Schweiz: Gemüsekammer in Bedrängnis

Die Landwirtschaft im Seeland wird bedrängt vom Klimawandel und vielen gesellschaftlichen Entwicklungen. Die Interessengemeinschaft Pro Agricultura Seeland setzt sich für deren nachhaltige Zukunftssicherung ein.

Pro Agricultura versucht immer wieder, innovative Forschungsprojekte anzustoßen und politische Diskussionen in Gang zu bringen. Bild: GABOT.

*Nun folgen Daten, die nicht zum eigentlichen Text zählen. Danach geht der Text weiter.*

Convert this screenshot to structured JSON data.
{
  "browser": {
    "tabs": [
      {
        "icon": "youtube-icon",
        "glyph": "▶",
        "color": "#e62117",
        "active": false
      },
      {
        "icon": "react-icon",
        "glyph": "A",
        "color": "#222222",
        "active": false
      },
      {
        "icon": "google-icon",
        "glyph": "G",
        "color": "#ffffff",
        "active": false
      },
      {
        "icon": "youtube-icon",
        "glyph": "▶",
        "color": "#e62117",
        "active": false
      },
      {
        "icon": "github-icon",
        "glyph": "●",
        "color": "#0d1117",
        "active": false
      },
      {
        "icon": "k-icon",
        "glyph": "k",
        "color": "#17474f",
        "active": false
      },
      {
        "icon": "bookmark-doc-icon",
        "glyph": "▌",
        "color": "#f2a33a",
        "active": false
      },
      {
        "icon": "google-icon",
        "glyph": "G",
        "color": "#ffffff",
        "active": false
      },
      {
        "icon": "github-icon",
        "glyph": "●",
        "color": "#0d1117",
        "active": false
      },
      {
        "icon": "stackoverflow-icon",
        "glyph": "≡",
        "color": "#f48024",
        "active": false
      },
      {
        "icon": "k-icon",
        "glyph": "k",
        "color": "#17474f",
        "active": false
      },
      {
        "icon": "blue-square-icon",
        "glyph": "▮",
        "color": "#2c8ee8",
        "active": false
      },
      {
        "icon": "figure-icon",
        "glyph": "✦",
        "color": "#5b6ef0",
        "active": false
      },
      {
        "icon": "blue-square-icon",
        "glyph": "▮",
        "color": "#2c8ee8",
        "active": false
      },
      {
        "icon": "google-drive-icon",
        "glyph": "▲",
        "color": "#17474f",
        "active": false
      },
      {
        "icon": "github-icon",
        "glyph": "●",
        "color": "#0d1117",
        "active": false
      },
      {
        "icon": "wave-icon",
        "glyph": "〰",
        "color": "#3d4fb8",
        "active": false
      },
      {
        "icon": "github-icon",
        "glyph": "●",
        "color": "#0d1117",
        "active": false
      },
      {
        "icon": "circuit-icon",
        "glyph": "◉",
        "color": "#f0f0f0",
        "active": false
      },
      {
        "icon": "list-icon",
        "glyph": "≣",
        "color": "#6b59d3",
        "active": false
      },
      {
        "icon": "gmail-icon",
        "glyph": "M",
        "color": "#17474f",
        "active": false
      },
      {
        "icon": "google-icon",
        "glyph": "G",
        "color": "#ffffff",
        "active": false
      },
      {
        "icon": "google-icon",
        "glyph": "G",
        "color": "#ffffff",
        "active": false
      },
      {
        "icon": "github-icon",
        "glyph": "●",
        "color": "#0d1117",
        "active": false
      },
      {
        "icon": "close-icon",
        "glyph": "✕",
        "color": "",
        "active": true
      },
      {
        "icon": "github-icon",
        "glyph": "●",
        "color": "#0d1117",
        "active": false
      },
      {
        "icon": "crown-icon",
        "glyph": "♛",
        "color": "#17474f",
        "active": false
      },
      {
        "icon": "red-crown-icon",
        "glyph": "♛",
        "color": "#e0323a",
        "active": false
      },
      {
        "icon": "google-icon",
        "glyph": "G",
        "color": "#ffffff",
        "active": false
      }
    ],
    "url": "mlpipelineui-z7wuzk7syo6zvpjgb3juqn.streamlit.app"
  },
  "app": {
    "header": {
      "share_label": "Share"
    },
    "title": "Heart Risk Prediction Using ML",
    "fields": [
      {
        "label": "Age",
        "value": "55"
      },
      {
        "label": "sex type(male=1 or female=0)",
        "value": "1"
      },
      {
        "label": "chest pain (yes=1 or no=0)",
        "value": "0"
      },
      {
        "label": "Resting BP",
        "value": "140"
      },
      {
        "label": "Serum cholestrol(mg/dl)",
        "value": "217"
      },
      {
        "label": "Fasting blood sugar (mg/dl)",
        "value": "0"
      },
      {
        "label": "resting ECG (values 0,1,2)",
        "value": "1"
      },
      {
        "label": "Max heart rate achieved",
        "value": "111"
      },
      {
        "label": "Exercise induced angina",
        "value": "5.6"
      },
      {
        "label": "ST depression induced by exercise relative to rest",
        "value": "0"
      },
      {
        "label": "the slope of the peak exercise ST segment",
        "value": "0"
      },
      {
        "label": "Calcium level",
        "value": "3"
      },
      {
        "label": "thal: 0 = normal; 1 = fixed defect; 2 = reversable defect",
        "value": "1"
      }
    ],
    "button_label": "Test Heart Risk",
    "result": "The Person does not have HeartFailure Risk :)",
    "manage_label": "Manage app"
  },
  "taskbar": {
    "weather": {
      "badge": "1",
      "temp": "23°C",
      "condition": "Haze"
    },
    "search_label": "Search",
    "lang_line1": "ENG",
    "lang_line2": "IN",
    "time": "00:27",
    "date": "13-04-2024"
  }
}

Die diesjährige Generalversammlung der landwirtschaftlichen Interessengemeinschaft Pro Agricultura Seeland fand am 6. März im Inforama Ins statt. Der Verein setzt sich für die Erhaltung und Förderung einer nachhaltig produktiven Landbewirtschaftung im Dreiseenland ein; Mitglieder sind Einwohner- und Burgergemeinden, Flurgenossenschaften sowie Landbesitzer. Dass diesen die aktuellen Entwicklungen Kummer bereiten, zeigte der große Aufmarsch: rund 60 Personen nahmen an der Jahresversammlung teil, trotz Coronavirus und obwohl die anschließende Tagung zum Thema Landwirtschaft und Naturschutz verschoben werden musste. Pro Agricultura versucht immer wieder, innovative Forschungsprojekte anzustoßen und politische Diskussionen in Gang zu bringen. Unter anderem gelang es, nach zwei großen Landsgemeinden, letztes Jahr die Gründung des Vereins Zukunft Drei Seen Land zu initiieren, eine breit abgestützte Plattform zur nachhaltigen Entwicklung der Region.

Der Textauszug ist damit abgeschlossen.